Le pays des fées est aussi celui des sorcières maléfiques, des monstres sanguinaires et des imbéciles virulents. Pour éviter le pire certains cultivent l’ennui permanent. D’autres ouvrent la route à tous les possibles, s’élancent au sommet des montagnes, plongent dans les précipices. Ils jouent leur vie comme on joue à la marelle, en toute innocence. Parmi eux, une petite fille montée sur ressorts  rit très fort. Elle naît en 1969, année érotique, et s’appelle Perrine Dorin .

 

Fessée pour avoir trouver son chemin

Elle a deux ans et demi quand ses parents divorcent.
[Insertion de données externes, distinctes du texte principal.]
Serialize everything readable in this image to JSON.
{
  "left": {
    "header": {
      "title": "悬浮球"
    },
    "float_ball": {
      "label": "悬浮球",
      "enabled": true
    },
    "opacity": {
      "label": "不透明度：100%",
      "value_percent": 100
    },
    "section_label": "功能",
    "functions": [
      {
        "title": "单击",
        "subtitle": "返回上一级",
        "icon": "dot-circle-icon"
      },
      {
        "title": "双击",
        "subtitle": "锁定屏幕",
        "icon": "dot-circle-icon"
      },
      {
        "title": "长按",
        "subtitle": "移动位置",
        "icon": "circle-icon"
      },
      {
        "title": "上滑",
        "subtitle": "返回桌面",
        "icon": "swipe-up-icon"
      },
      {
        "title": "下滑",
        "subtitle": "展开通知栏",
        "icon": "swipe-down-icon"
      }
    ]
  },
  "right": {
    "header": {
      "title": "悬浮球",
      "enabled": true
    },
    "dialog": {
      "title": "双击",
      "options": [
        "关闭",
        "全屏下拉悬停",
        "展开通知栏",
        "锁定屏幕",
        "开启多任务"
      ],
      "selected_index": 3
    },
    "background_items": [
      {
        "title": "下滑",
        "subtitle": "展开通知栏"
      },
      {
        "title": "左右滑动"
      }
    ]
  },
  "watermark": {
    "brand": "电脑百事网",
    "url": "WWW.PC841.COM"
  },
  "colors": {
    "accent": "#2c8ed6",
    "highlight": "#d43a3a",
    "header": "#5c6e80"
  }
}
Trop pudique pour exhiber sa douleur, elle s’applique avec  succès à être insupportable. Un jour la famille part se promener en Forêt Noire.Sa belle-mère ouvre un paquet de Treets et les mange une par une  la regardant droit dans les yeux, Perrine est choquée et très en colère… très vite elle fausse compagnie aux adultes. Son petit frère la suit. Ils ont respectivement 8 et 5 ans. La forêt est aussi dense que dangereuse. Au pied des arbres, des panneaux fluo indiquent la direction du village. La petite fille les suit jusqu’au bout et réussit à regagner la maison avant les adultes. Elle redoute le pire quand son père arrive quelques instants plus tard, et corrige sa fille à grands coups de ceinture. Elle, fière d’avoir retrouvé son chemin, de s’être « démerdée toute seule » subit une insupportable injustice. Les adultes ne comprennent rien. Perrine ne les a pas en meilleure estime aujourd’hui.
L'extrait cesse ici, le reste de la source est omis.